The Soviet Union of the 1930s to which Sergei Prokofiev returned, or rather eased himself into over a period of years, was not the safest place for a composer. The environment grew more and more hostile until in 1936 Zhdanov, Leningrad party boss, published the infamous article Chaos instead of music. This intemperate tract, strongly influenced and maybe partly written by Stalin, was ostensibly an attack on Shostakovich but Prokofiev, however egotistical, was no fool, and he took the safest course. He wrote a series of pieces for that most unpolitical audience, children. The most famous of these was Peter and the Wolf, commissioned by Natalia Sats for the Moscow Musical Theatre for Children. Prokofiev was quite explicit: 'the text was read during the pauses in the music which was disproportionately longer than the text - for me the story was important only as a means of inducing children to listen to the music.'
That is the one aspect of this work that Suzie Templeton's deservedly lauded animation, fails to address. The music is very much not the issue despite the presence of the Philharmonia Orchestra no less. If you only seek Prokofiev's masterly score, look elsewhere. If you want to be entranced by a superb animated story and the equally intriguing documentaries about the film's creation, then buy this at once and pretend to give it to your children or grandchildren so that you can borrow it back.
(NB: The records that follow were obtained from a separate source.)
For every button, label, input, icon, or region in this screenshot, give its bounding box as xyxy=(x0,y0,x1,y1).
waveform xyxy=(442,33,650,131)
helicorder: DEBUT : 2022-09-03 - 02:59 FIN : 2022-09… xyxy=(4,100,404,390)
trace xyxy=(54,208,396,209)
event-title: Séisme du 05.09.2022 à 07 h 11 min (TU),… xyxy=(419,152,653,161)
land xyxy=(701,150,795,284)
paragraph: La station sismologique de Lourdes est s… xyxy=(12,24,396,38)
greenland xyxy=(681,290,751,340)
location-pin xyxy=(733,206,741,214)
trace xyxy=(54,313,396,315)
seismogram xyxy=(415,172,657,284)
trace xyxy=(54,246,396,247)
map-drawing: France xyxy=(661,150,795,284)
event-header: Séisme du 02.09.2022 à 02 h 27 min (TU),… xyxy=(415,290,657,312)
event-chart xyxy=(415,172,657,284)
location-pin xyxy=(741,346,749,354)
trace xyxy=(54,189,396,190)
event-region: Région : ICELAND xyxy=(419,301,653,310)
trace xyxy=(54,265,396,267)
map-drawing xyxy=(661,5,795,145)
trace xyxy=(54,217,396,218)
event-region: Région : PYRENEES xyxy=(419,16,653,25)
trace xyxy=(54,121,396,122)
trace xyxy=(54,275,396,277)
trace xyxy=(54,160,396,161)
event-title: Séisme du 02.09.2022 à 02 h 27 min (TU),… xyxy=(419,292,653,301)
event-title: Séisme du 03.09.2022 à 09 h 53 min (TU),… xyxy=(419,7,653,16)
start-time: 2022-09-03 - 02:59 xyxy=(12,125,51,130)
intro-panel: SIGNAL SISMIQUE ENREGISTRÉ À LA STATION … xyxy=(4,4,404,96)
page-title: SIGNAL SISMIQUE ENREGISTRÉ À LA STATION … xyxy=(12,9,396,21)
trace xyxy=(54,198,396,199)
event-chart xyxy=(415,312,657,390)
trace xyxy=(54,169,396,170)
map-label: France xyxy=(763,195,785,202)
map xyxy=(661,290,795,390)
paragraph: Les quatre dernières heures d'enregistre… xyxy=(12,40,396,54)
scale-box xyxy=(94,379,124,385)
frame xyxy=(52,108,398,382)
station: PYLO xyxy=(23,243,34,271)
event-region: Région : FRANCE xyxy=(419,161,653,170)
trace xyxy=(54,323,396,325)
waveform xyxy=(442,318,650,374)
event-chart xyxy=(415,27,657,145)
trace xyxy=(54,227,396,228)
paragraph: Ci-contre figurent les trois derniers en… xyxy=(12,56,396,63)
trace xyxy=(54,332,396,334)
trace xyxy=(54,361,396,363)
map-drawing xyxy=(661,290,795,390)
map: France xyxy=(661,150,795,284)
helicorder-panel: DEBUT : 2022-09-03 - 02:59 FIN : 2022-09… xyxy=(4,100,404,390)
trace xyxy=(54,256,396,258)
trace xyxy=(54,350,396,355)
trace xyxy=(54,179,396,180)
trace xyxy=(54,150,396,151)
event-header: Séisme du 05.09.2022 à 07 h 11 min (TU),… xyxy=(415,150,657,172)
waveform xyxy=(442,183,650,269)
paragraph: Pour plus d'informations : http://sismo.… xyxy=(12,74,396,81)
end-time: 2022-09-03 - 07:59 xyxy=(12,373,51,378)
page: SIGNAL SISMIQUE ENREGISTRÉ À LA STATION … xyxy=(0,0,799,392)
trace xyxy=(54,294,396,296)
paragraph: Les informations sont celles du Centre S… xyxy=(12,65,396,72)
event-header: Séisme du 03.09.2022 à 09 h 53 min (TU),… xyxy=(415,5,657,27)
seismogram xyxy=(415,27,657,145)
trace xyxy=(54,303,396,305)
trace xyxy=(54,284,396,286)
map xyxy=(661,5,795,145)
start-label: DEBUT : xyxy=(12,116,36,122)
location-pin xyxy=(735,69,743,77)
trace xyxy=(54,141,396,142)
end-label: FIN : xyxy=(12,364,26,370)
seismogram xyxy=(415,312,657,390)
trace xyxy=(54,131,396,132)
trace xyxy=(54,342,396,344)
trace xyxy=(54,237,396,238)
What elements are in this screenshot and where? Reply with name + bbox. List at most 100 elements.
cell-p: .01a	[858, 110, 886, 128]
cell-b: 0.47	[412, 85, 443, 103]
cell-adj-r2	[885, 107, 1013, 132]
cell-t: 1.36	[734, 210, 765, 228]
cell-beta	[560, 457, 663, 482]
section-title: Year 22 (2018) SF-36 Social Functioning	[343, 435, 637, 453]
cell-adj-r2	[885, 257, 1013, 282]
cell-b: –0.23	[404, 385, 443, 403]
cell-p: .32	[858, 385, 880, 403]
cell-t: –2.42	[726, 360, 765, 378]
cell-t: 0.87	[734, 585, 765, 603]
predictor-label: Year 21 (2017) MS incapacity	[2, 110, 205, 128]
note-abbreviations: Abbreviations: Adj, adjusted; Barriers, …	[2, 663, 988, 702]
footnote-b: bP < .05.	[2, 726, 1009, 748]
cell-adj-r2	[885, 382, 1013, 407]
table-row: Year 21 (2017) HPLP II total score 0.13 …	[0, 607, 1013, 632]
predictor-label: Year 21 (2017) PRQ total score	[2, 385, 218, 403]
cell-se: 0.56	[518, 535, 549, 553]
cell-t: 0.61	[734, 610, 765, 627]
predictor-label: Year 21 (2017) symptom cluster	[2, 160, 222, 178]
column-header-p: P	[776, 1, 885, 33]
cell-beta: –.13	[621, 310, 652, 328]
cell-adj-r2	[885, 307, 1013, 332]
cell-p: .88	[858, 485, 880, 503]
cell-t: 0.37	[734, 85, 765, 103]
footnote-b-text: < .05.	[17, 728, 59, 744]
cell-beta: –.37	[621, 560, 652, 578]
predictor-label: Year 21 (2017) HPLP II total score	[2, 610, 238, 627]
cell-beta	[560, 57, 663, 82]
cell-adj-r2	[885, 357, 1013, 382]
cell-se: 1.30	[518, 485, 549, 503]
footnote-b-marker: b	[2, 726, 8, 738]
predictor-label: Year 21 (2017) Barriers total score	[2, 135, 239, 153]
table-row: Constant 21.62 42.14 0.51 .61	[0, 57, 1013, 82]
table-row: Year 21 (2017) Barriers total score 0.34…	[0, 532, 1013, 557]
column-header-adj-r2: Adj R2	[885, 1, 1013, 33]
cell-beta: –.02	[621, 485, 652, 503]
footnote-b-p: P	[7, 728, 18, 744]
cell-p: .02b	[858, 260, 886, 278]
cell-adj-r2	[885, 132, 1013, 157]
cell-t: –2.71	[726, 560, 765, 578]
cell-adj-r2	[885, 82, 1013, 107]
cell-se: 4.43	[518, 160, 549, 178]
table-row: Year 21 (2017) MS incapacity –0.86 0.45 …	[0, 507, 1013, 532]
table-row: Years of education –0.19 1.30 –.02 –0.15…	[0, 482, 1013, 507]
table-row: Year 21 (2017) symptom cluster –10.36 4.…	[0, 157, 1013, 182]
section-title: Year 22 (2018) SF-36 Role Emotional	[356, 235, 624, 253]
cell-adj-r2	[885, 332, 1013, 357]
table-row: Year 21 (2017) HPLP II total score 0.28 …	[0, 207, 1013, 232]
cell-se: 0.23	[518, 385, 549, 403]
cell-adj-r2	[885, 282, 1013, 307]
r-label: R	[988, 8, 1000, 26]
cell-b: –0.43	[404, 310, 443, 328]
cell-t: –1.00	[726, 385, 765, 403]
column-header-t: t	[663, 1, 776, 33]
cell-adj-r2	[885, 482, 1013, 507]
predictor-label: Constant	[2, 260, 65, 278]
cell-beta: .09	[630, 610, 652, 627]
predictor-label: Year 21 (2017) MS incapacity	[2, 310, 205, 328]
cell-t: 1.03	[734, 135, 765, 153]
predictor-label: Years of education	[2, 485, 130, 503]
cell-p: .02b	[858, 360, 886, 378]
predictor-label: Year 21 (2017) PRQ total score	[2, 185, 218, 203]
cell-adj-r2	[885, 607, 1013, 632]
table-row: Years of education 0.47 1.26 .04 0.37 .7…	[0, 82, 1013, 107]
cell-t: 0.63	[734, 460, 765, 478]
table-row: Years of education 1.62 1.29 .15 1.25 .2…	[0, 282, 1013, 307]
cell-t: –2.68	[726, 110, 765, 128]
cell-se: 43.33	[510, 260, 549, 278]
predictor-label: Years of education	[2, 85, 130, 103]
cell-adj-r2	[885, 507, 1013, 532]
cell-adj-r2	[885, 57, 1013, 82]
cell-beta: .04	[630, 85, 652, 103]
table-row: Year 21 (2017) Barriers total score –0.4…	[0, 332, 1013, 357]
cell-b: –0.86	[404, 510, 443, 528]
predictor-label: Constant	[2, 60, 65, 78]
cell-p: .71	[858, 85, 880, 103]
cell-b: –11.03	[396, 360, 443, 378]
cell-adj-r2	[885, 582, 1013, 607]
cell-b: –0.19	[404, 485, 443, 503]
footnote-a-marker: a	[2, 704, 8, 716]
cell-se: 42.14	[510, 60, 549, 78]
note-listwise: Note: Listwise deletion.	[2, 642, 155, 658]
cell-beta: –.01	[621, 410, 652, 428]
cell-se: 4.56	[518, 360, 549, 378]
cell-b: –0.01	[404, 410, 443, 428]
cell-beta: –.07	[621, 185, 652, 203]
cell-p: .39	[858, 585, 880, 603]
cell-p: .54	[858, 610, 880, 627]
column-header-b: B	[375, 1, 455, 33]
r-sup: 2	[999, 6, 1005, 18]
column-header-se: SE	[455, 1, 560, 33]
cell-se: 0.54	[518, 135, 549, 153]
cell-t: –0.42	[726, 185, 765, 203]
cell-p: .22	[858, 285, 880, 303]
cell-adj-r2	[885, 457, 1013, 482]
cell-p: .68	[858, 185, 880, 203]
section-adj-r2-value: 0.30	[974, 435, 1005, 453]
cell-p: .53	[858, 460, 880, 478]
My three oldest grandchildren, 11, 8 and 4, enjoyed it: the 4 year-old instantly demanded it be repeated. The 8 year-old said it was better than expected. The 11 year-old reported its use in her class as a morality tale about looking after wildlife. None of them even noticed the music. So much for Prokofiev's efforts.
This Blu-ray contains six items. First and foremost the film. This is a stop-motion & CGI animation by a Polish Studio Se-ma-for. It stars the normal characters, Peter, Grandad, the duck, the bird, the cat and the wolf. The characterisation is very individual. They are all seen against a Russo-Polish cultural background which I found fascinating. Though using Wallace & Gromit type techniques these characters could not be more different. The context and outcome of the story is changed from the Prokofiev original but in a wholly coherent way. The famous music is clear but never brought to the aural foreground in the way the composer would have expected. There are also copious sound effects.
Then follow the extras: a narrated story with stills; a very short chapter on the instruments used for the characters (not HD), the only nod in the direction of Prokofiev's intentions; a UK-primary-school-based documentary about the use of the tale for musical and dramatic education (not HD); and two totally fascinating films about the making of the animation, one including interviews with key creative figures including Templeton (not HD). The 'Behind the Scenes' film (not HD) managed to include appallingly bad background muzak obviously added by the tea-boy. It could not have been done by anyone with artistic sensibilities. I have noted the items not filmed in HD but (the muzak apart) they are all well made and largely, but not entirely, free of pointless filmic effects. The extras are most probably of interest to animation students and to classroom teachers.
I may be picky about parts of this Arthaus issue but I am hugely impressed by Suzie Templeton's film. It deserved all its success and it is a strong reason to buy this Blu-ray. The HD video is outstanding and the sound is very atmospheric.